Fires a documentValidated
event if validation is successful.
Managers
Tasks within CWRC-Writer are handled by specific managers.
AnnotationsManager
Handles conversion of entities to annotations and vice-versa.
SchemaManager
Handles schema loading and schema CSS processing. Stores the list of available schemas, as well as the current schema. Handles the creation of schema-appropriate entities, via the Mapper.
EntitiesManager
Handles the creation and modification of entities. Stores the list of entities in the current document.
EventManager
Handles the dissemination of events through the CWRC-Writer using a publication-subscribe pattern. See the code for the full list of events.
LayoutManager
Handles the initialization and display of the modules specified in the modules
property of the config object. Also handles browser resizing and fullscreen functionality.
DialogManager
Handles the initialization and display of dialogs.
Modules
Modules are self-contained components that add extra functionality to CWRC-Writer. These can be specified in the configuration object using the proper module ID.
StructureTree
Module ID: structure
Displays the markup of the current document in a tree format. Useful for navigating and modifying the document.
EntitiesList
Module ID: entities
Displays the list of entities in the current document. Allows for modifying, copying, scraping, and deleting of entities.
Selection
Module ID: selection
Displays the markup of the text that's selected in the current document.
Validation
Module ID: validation
Configuration:
-
validationUrl
: The URL for the validation service endpoint. The CWRC-hosted service is at https://validator.services.cwrc.ca/validator/validate.html).
Requests and displays the results of document validation. See validate.
NERVE
Module ID: nerve
Configuration:
-
nerveUrl
: The URL for the NERVE service endpoint. The CWRC-hosted service is at https://nerve.services.cwrc.ca/ner.

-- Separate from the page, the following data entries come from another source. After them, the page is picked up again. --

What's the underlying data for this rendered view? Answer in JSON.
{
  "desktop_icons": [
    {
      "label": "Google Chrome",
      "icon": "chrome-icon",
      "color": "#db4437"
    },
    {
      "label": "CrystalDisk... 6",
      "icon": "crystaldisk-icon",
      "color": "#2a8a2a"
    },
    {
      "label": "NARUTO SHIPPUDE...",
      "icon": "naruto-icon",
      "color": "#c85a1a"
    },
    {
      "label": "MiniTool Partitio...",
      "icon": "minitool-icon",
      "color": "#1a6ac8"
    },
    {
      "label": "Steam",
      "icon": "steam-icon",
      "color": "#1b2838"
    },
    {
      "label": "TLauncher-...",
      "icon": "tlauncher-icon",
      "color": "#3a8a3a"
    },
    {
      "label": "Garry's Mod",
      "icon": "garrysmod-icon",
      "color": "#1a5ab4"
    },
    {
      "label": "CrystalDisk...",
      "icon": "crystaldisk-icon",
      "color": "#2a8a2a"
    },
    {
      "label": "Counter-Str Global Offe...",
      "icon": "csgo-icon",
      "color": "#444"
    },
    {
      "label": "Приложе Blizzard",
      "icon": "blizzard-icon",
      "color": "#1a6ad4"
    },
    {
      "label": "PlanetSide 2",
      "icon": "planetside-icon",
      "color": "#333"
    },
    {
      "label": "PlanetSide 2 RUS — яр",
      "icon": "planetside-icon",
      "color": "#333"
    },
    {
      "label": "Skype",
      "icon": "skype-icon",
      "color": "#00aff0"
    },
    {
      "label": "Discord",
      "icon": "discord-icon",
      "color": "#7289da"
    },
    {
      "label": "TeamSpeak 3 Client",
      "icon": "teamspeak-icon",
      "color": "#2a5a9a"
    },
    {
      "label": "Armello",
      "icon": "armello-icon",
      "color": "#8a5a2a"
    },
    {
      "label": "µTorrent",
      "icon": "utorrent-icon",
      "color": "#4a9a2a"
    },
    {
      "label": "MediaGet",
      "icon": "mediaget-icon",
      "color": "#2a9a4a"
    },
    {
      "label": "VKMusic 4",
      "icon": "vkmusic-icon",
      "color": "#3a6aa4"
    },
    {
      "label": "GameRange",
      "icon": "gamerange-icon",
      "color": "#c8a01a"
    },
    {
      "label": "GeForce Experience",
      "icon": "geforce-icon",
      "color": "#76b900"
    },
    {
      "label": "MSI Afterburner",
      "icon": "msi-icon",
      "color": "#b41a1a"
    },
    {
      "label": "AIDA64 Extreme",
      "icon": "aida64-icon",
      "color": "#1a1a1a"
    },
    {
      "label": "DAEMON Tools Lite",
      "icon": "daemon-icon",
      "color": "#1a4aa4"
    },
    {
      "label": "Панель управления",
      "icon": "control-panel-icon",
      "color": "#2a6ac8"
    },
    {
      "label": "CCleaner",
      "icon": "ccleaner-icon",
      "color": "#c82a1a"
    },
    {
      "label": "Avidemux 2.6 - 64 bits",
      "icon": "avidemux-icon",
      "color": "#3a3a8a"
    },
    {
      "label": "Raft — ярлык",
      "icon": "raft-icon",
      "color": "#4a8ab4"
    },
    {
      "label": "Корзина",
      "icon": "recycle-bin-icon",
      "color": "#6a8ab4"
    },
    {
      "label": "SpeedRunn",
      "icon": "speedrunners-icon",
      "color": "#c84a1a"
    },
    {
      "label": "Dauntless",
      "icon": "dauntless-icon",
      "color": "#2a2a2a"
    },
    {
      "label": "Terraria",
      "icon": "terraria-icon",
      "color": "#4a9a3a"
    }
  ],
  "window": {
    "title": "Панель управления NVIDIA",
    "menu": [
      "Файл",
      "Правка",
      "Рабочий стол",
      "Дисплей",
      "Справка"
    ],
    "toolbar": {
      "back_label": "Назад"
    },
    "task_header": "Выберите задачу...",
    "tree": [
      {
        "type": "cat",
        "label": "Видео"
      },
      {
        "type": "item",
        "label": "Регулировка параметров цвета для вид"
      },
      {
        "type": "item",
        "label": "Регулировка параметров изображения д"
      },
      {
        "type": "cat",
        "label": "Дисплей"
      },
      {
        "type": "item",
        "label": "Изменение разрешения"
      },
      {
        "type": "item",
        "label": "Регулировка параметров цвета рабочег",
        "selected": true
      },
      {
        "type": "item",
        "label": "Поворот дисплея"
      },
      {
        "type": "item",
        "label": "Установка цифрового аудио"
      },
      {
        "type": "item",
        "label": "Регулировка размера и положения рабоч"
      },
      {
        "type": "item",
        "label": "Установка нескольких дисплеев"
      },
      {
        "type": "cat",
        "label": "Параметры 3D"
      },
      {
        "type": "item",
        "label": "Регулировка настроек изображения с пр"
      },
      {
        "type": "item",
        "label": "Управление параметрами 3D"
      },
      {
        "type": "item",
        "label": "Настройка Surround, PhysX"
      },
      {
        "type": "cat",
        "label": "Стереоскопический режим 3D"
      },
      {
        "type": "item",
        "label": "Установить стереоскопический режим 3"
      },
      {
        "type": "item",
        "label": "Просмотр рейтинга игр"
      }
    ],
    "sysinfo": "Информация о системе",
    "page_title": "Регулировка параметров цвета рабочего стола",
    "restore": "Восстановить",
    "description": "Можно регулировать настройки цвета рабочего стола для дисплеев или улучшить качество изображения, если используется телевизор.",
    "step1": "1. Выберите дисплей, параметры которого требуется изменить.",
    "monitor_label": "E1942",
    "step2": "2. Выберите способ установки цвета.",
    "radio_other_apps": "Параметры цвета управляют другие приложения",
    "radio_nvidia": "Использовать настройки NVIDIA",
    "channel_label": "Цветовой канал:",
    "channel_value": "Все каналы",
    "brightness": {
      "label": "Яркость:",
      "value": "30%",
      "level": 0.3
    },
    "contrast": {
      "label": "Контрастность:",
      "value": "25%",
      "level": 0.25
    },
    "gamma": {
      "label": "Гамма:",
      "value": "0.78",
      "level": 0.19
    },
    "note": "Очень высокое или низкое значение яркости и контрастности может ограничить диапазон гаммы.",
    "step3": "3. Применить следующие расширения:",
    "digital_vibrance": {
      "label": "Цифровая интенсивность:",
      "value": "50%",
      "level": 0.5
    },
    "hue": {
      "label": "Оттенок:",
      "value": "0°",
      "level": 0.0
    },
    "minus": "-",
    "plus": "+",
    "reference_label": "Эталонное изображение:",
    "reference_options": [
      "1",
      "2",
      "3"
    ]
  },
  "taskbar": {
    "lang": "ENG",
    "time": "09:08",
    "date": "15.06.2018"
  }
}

Sends the document for named entity recognition and adds the results as entities to the document.
ImageViewer
Module ID: imageViewer
Displays images linked from within the current document. Useful for OCR'd documents.
Relations
Module ID: relations
Displays the list of entity relationships (i.e. RDF triples) in the current document. Uses triple to add new relationships.
Development
CWRC-Writer-Dev-Docs explains how to work with CWRC-Writer GitHub repositories, including this one.